MADRID - Le procès d'un groupe d'islamistes, inspirés par Al-Qaïda et accusés d'avoir préparé un attentat contre le palais de justice de Madrid, a débuté lundi dans la capitale espagnole.
Le principal prévenu, Abderrahman Tahiri, alias "Mohamed Achraf" est accusé par le parquet espagnol de "conspiration pour commettre des attentats" et d'"appartenance à une organisation terroriste".
L'accusation réclame contre lui 46 ans de prison, peine limitée dans la pratique à 40 ans en Espagne pour les délits liés au terrorisme.
Le parquet affirme que cet islamiste radical "s'est institué chef de groupe dans le cadre du salafisme jihadiste prêché par le chef d'Al-Qaïda", Oussama ben Laden.
Mohamed Achraf a tenté, à partir de 2000, de mettre sur pied quatre groupes, baptisés "Martyres pour le Maroc", avec pour objectif de commettre des attentats, recrutant des radicaux dont certains se trouvaient en prison, d'après l'accusation.
Selon les conclusions du procureur Pedro Rubina, l'un des projets était de commettre un attentat d'envergure à Madrid, contre l'Audience nationale (principale instance pénale espagnole chargée des dossiers de terrorisme) ou le tribunal suprême, la gare Principe Pio ou encore le siège du parti conservateur Parti Populaire (PP) alors au pouvoir en Espagne.
Le parquet estime que le projet contre l'Audience nationale était le plus avancé : l'objectif était de lancer à toute allure un camion chargé de 500 kilos d'explosifs contre l'enceinte judiciaire. Toutefois, l'explosif n'avait pas encore été acquis.
Figurent également en première ligne sur les bancs des accusés, l'Algérien Abdelkrim Benesmail et Kamara Birahima, cette dernier ayant été chargé d'acquérir les explosifs selon l'accusation.

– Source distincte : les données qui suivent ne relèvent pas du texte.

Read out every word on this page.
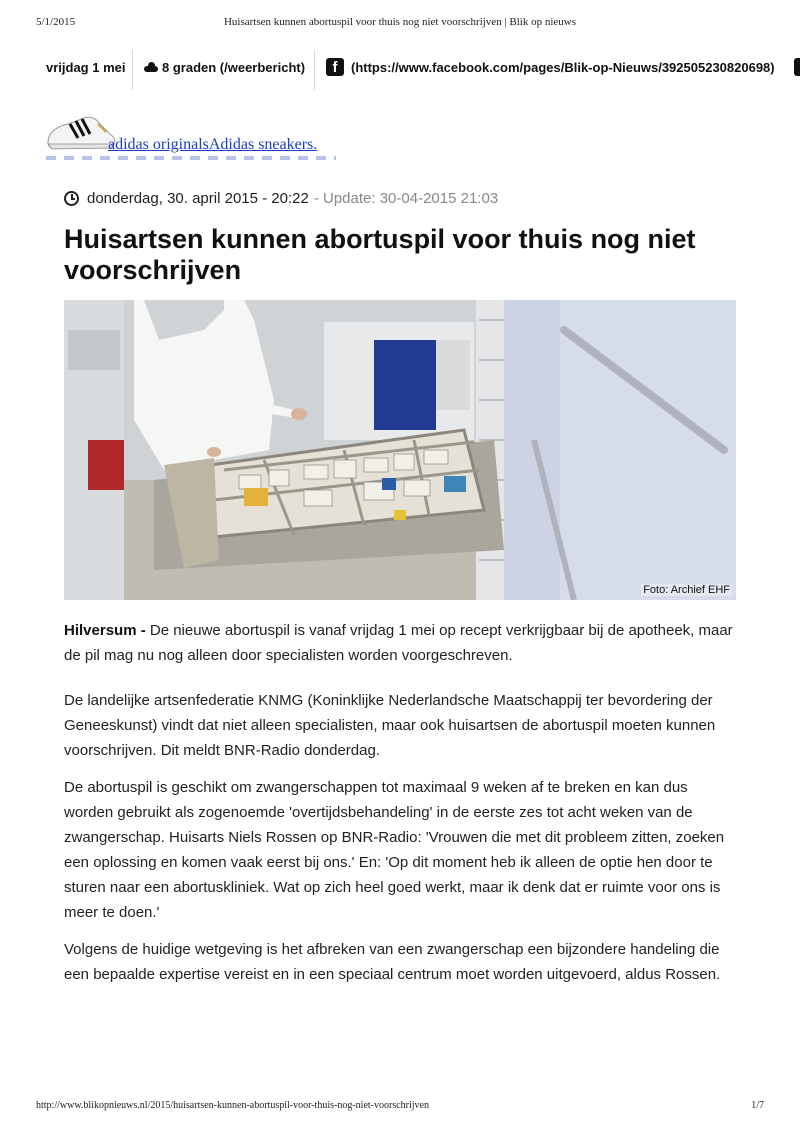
5/1/2015	Huisartsen kunnen abortuspil voor thuis nog niet voorschrijven | Blik op nieuws
vrijdag 1 mei	8 graden (/weerbericht)	f	(https://www.facebook.com/pages/Blik-op-Nieuws/392505230820698)
adidas originalsAdidas sneakers.
donderdag, 30. april 2015 - 20:22 - Update: 30-04-2015 21:03
Huisartsen kunnen abortuspil voor thuis nog niet voorschrijven
Foto: Archief EHF

Hilversum - De nieuwe abortuspil is vanaf vrijdag 1 mei op recept verkrijgbaar bij de apotheek, maar de pil mag nu nog alleen door specialisten worden voorgeschreven.

De landelijke artsenfederatie KNMG (Koninklijke Nederlandsche Maatschappij ter bevordering der Geneeskunst) vindt dat niet alleen specialisten, maar ook huisartsen de abortuspil moeten kunnen voorschrijven. Dit meldt BNR-Radio donderdag.

De abortuspil is geschikt om zwangerschappen tot maximaal 9 weken af te breken en kan dus worden gebruikt als zogenoemde 'overtijdsbehandeling' in de eerste zes tot acht weken van de zwangerschap. Huisarts Niels Rossen op BNR-Radio: 'Vrouwen die met dit probleem zitten, zoeken een oplossing en komen vaak eerst bij ons.' En: 'Op dit moment heb ik alleen de optie hen door te sturen naar een abortuskliniek. Wat op zich heel goed werkt, maar ik denk dat er ruimte voor ons is meer te doen.'

Volgens de huidige wetgeving is het afbreken van een zwangerschap een bijzondere handeling die een bepaalde expertise vereist en in een speciaal centrum moet worden uitgevoerd, aldus Rossen.

http://www.blikopnieuws.nl/2015/huisartsen-kunnen-abortuspil-voor-thuis-nog-niet-voorschrijven	1/7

Le premier à répondre aux questions du tribunal a été Mohamed Boukiri accusé de "conspiration" et "appartenance" à un groupe terroriste. Il risque 27 ans de prison.
Cet accusé de nationalité algérienne, a assuré qu'il n'avait rien à voir avec le chef supposé du réseau, Mohamed Achraf, qu'il ne connaissait aucun des coaccusés et qu'il n'était qu'un "junky" sans rapport avec le radicalisme islamiste.
Les projets de ce réseau avait été découverts à la suite de "l'opération nova" dirigée en octobre et novembre 2004 par le juge de l'Audience nationale Baltasar Garzon, pendant laquelle 35 personnes avaient été interpellées.
Ce coup de filet avait été réalisé quelques mois après les attentats du 11 mars 2004 à Madrid, revendiqués au nom d'Al-Qaïda, et qui avaient fait 191 morts.
Le procès des 28 accusés de ces attentats sanglants, s'est déroulé au premier semestre 2007 et le verdict est attendu pour le 31 octobre.
Le procès de "l'opération nova" a lieu au siège de l'Audience nationale à Madrid et devrait durer plusieurs mois, avec l'audition de 65 témoins et de 26 experts. Les 30 accusés risquent une peine cumulée de 464 ans de prison.